Post
Topic
Board Politics & Society
Re: Bitcoin Illegal Soon?
by
tvbcof
on 24/09/2024, 02:40:00 UTC
All of the evidence indicates that the current wave of crypto, btc etc, is intended to acclimate people to digital currency.

That's kind of a stupid argument actually, at least with regard to Bitcoin.  People have been doing on-line banking and using plastic for a very long time.  Nothing can be more 'digital' than that and people are very used to it.  Besides, L1 Bitcoin sucks as an exchange currency and few people use it for that.

1) When btc started the U.S. shut down its two main competitors, including Liberty Reserve before the 2013 pump.

About the only thing that 'proves' is that LR sucks and BTC doesn't.  BTC services were under heavy attack for the same reasons in the 2013 timeframe.

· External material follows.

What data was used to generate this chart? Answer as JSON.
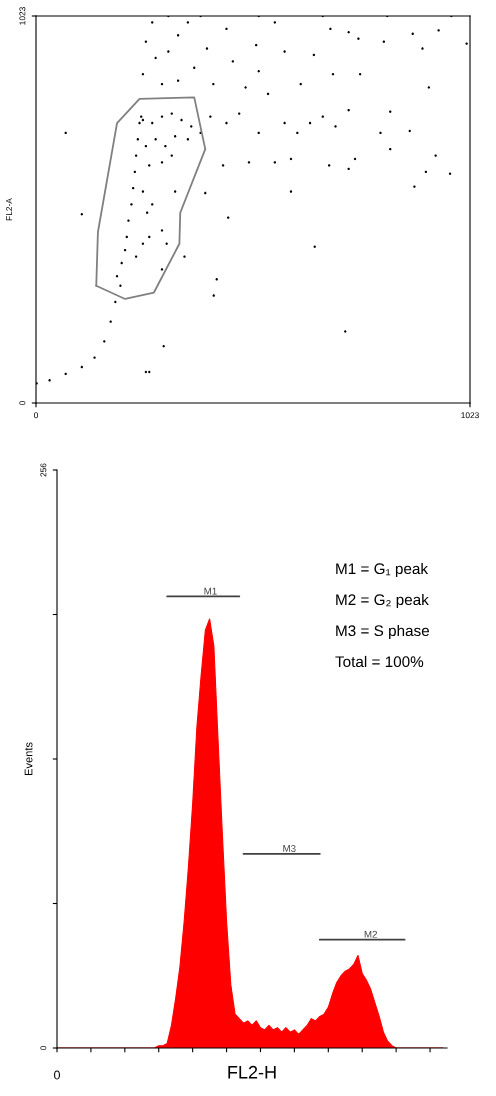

2) Many features of crypto are necessary in CBDCs. For example 'staking' until 'coins mature' introduces the concept of controlling monetary velocity which will be a key feature of CBDCs.

POW, like Bitcoin, don't do staking.  Later powers-that-be friendly solutions such at Ripple, very few of them make self-custody and distributed infrastructure very practical, very well could have been invented and funded into existence training-wheels for the plebs.

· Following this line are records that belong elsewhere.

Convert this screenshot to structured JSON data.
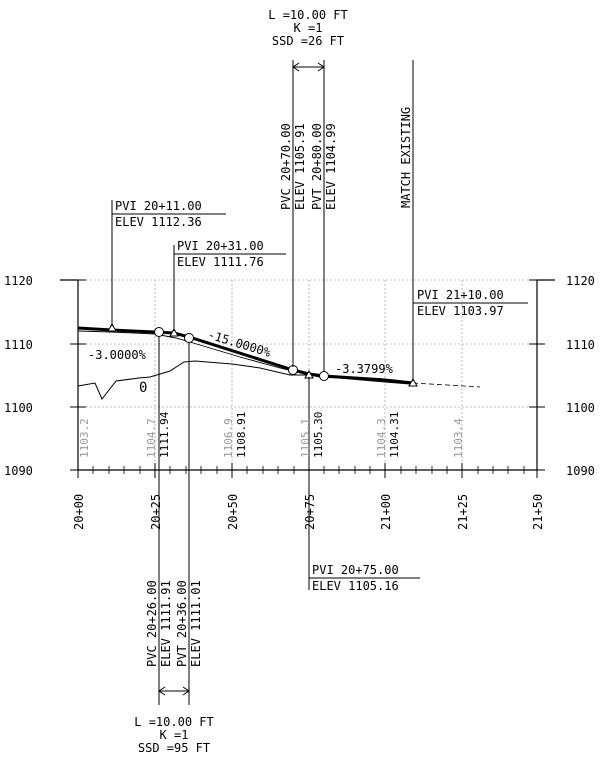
{
  "top_curve": {
    "length": "L =10.00 FT",
    "k": "K =1",
    "ssd": "SSD =26 FT",
    "pvc_sta": "PVC 20+70.00",
    "pvc_elev": "ELEV 1105.91",
    "pvt_sta": "PVT 20+80.00",
    "pvt_elev": "ELEV 1104.99"
  },
  "match_existing": "MATCH EXISTING",
  "pvi_labels": {
    "pvi1_sta": "PVI 20+11.00",
    "pvi1_elev": "ELEV 1112.36",
    "pvi2_sta": "PVI 20+31.00",
    "pvi2_elev": "ELEV 1111.76",
    "pvi3_sta": "PVI 21+10.00",
    "pvi3_elev": "ELEV 1103.97",
    "pvi4_sta": "PVI 20+75.00",
    "pvi4_elev": "ELEV 1105.16"
  },
  "bottom_curve": {
    "pvc_sta": "PVC 20+26.00",
    "pvc_elev": "ELEV 1111.91",
    "pvt_sta": "PVT 20+36.00",
    "pvt_elev": "ELEV 1111.01",
    "length": "L =10.00 FT",
    "k": "K =1",
    "ssd": "SSD =95 FT"
  },
  "grades": {
    "g1": "-3.0000%",
    "g2": "-15.0000%",
    "g3": "-3.3799%"
  },
  "marker_zero": "0",
  "y_axis_left": [
    "1120",
    "1110",
    "1100",
    "1090"
  ],
  "y_axis_right": [
    "1120",
    "1110",
    "1100",
    "1090"
  ],
  "x_axis": [
    "20+00",
    "20+25",
    "20+50",
    "20+75",
    "21+00",
    "21+25",
    "21+50"
  ],
  "existing_elev_labels": [
    "1103.2",
    "1104.7",
    "1106.9",
    "1105.1",
    "1104.3",
    "1103.4"
  ],
  "proposed_elev_labels": [
    "1111.94",
    "1108.91",
    "1105.30",
    "1104.31"
  ],
  "colors": {
    "line": "#000000",
    "grid": "#aaaaaa",
    "existing_text": "#999999"
  }
}
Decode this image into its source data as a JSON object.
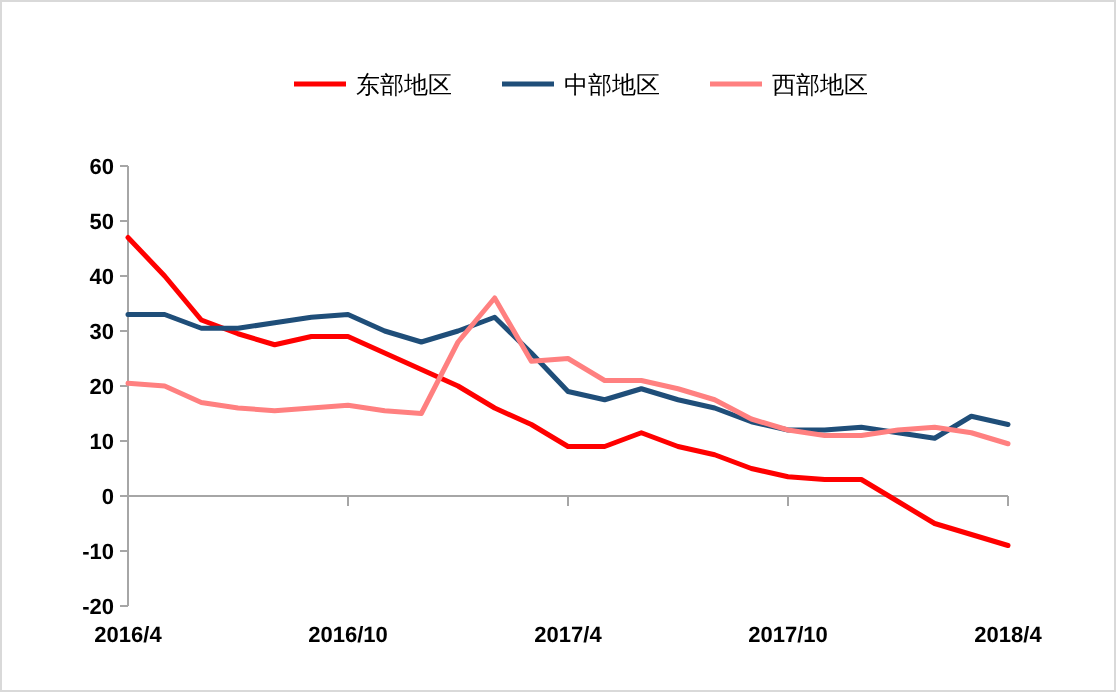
{
  "chart_data": {
    "type": "line",
    "x": [
      "2016-04",
      "2016-05",
      "2016-06",
      "2016-07",
      "2016-08",
      "2016-09",
      "2016-10",
      "2016-11",
      "2016-12",
      "2017-01",
      "2017-02",
      "2017-03",
      "2017-04",
      "2017-05",
      "2017-06",
      "2017-07",
      "2017-08",
      "2017-09",
      "2017-10",
      "2017-11",
      "2017-12",
      "2018-01",
      "2018-02",
      "2018-03",
      "2018-04"
    ],
    "series": [
      {
        "name": "东部地区",
        "color": "#ff0000",
        "values": [
          47,
          40,
          32,
          29.5,
          27.5,
          29,
          29,
          26,
          23,
          20,
          16,
          13,
          9,
          9,
          11.5,
          9,
          7.5,
          5,
          3.5,
          3,
          3,
          -1,
          -5,
          -7,
          -9
        ]
      },
      {
        "name": "中部地区",
        "color": "#1f4e79",
        "values": [
          33,
          33,
          30.5,
          30.5,
          31.5,
          32.5,
          33,
          30,
          28,
          30,
          32.5,
          26,
          19,
          17.5,
          19.5,
          17.5,
          16,
          13.5,
          12,
          12,
          12.5,
          11.5,
          10.5,
          14.5,
          13
        ]
      },
      {
        "name": "西部地区",
        "color": "#ff8080",
        "values": [
          20.5,
          20,
          17,
          16,
          15.5,
          16,
          16.5,
          15.5,
          15,
          28,
          36,
          24.5,
          25,
          21,
          21,
          19.5,
          17.5,
          14,
          12,
          11,
          11,
          12,
          12.5,
          11.5,
          9.5
        ]
      }
    ],
    "xlim": [
      "2016-04",
      "2018-04"
    ],
    "xticks": [
      {
        "value": "2016-04",
        "label": "2016/4"
      },
      {
        "value": "2016-10",
        "label": "2016/10"
      },
      {
        "value": "2017-04",
        "label": "2017/4"
      },
      {
        "value": "2017-10",
        "label": "2017/10"
      },
      {
        "value": "2018-04",
        "label": "2018/4"
      }
    ],
    "ylim": [
      -20,
      60
    ],
    "yticks": [
      -20,
      -10,
      0,
      10,
      20,
      30,
      40,
      50,
      60
    ],
    "legend": "top",
    "marker": "none",
    "line_style": "solid"
  }
}
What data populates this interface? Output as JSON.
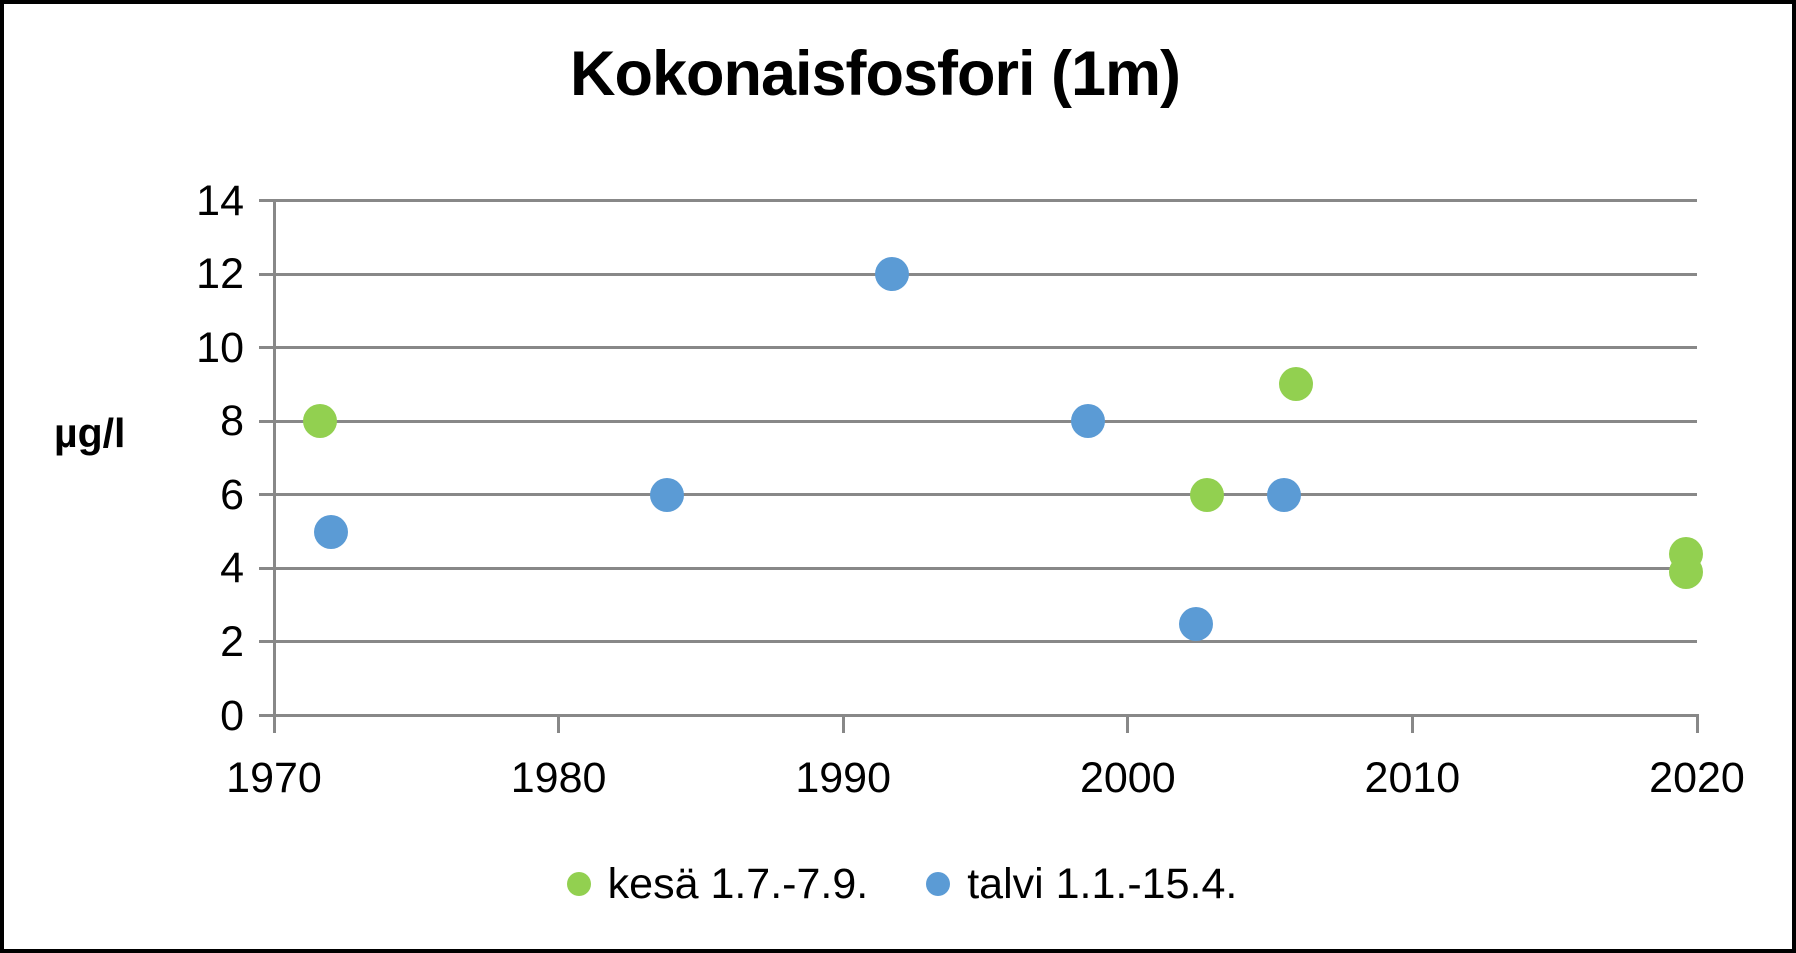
{
  "chart_data": {
    "type": "scatter",
    "title": "Kokonaisfosfori (1m)",
    "xlabel": "",
    "ylabel": "µg/l",
    "xlim": [
      1970,
      2020
    ],
    "ylim": [
      0,
      14
    ],
    "x_ticks": [
      1970,
      1980,
      1990,
      2000,
      2010,
      2020
    ],
    "y_ticks": [
      0,
      2,
      4,
      6,
      8,
      10,
      12,
      14
    ],
    "grid": "horizontal",
    "legend_position": "bottom-center",
    "series": [
      {
        "name": "kesä 1.7.-7.9.",
        "color": "#92D050",
        "points": [
          {
            "x": 1971.6,
            "y": 8
          },
          {
            "x": 2002.8,
            "y": 6
          },
          {
            "x": 2005.9,
            "y": 9
          },
          {
            "x": 2019.6,
            "y": 4.4
          },
          {
            "x": 2019.6,
            "y": 3.9
          }
        ]
      },
      {
        "name": "talvi 1.1.-15.4.",
        "color": "#5B9BD5",
        "points": [
          {
            "x": 1972.0,
            "y": 5
          },
          {
            "x": 1983.8,
            "y": 6
          },
          {
            "x": 1991.7,
            "y": 12
          },
          {
            "x": 1998.6,
            "y": 8
          },
          {
            "x": 2002.4,
            "y": 2.5
          },
          {
            "x": 2005.5,
            "y": 6
          }
        ]
      }
    ],
    "colors": {
      "gridline": "#888888",
      "axis": "#888888",
      "text": "#000000",
      "background": "#FFFFFF",
      "border": "#000000"
    }
  }
}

https://en.wikipedia.org/wiki/Liberty_Reserve

https://en.wikipedia.org/wiki/Velocity_of_money

If the U.S. can get the market cap of crypto high enough before the rug pull, it will benefit by reducing the money supply. Market cap of $1trillion then rug pull reduces dollar money supply by $1 trillion. It's like the U.S. selling bonds it does not have to pay back. Easy way for the U.S. to reduce inflation at the expense of 'deplorables' and foreigners.

$1T?  that's a couple of drops of piss in the bottom of a barrel compared to the problems the fiat monetary systems and governments have.  Reminds me of the Austin Powers extortion demand.

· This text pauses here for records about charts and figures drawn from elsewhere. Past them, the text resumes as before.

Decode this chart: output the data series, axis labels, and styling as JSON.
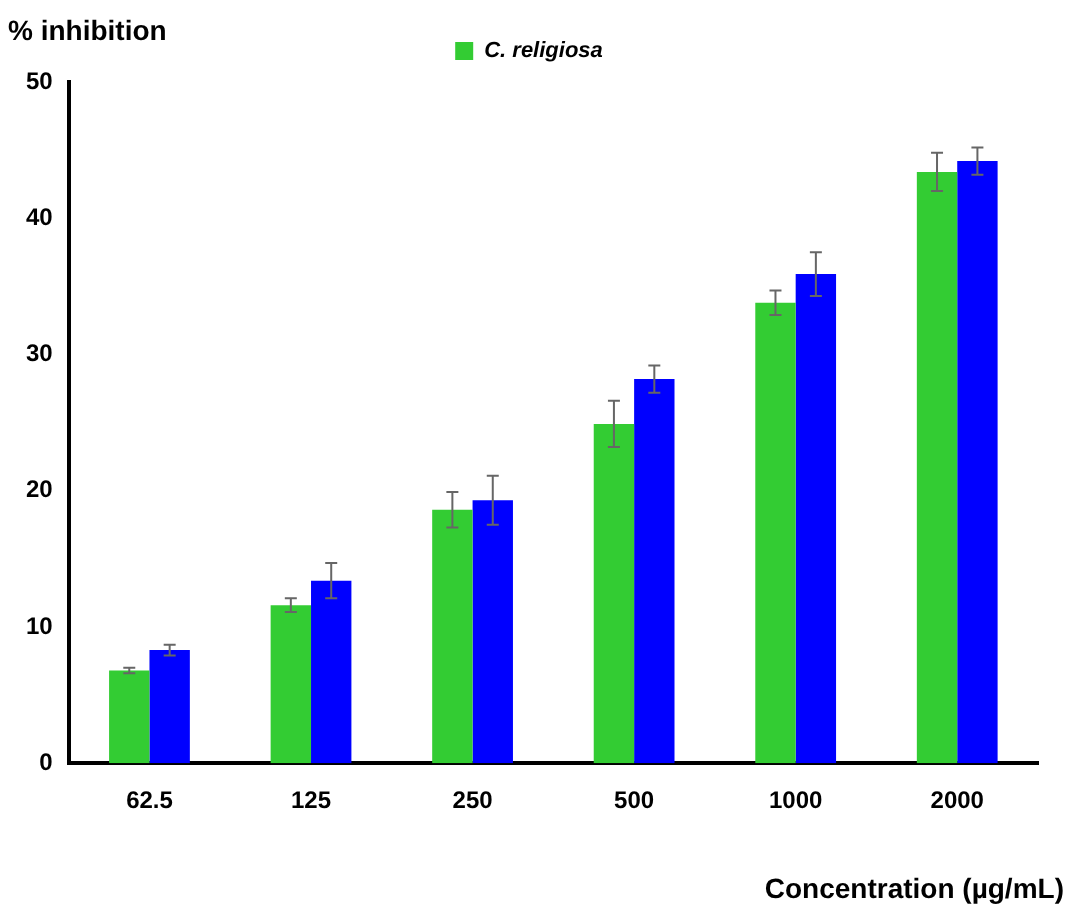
{
  "chart_data": {
    "type": "bar",
    "xlabel": "Concentration (µg/mL)",
    "ylabel": "% inhibition",
    "categories": [
      "62.5",
      "125",
      "250",
      "500",
      "1000",
      "2000"
    ],
    "series": [
      {
        "name": "C. religiosa",
        "color": "#33cc33",
        "values": [
          6.8,
          11.6,
          18.6,
          24.9,
          33.8,
          43.4
        ],
        "errors": [
          0.2,
          0.5,
          1.3,
          1.7,
          0.9,
          1.4
        ]
      },
      {
        "color": "#0000ff",
        "values": [
          8.3,
          13.4,
          19.3,
          28.2,
          35.9,
          44.2
        ],
        "errors": [
          0.4,
          1.3,
          1.8,
          1.0,
          1.6,
          1.0
        ]
      }
    ],
    "ylim": [
      0,
      50
    ],
    "yticks": [
      0,
      10,
      20,
      30,
      40,
      50
    ],
    "grid": false,
    "legend": "top"
  }
}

Currently it seems to be in vogue for people like Fitts, Webb, etc to try to dog on Bitcoin using the fact that 'it works' as proof positive it was a Fed thing.  They rightly estimate that almost nobody has a fucking clue about how it works, what a private key is, what self custody is, etc, so they can spew all kinds of vague nonsense.

I continue to doubt that early Bitcoin itself had anything whatsoever to do with the Feds/TPTB because I have seen so little actual evidence for it, and a LOT of the design decisions and operational elements of it don't comport.  I do believe that TPTB _tried_ to convert Bitcoin with the bloat-wars circa 2015.  Happily they failed.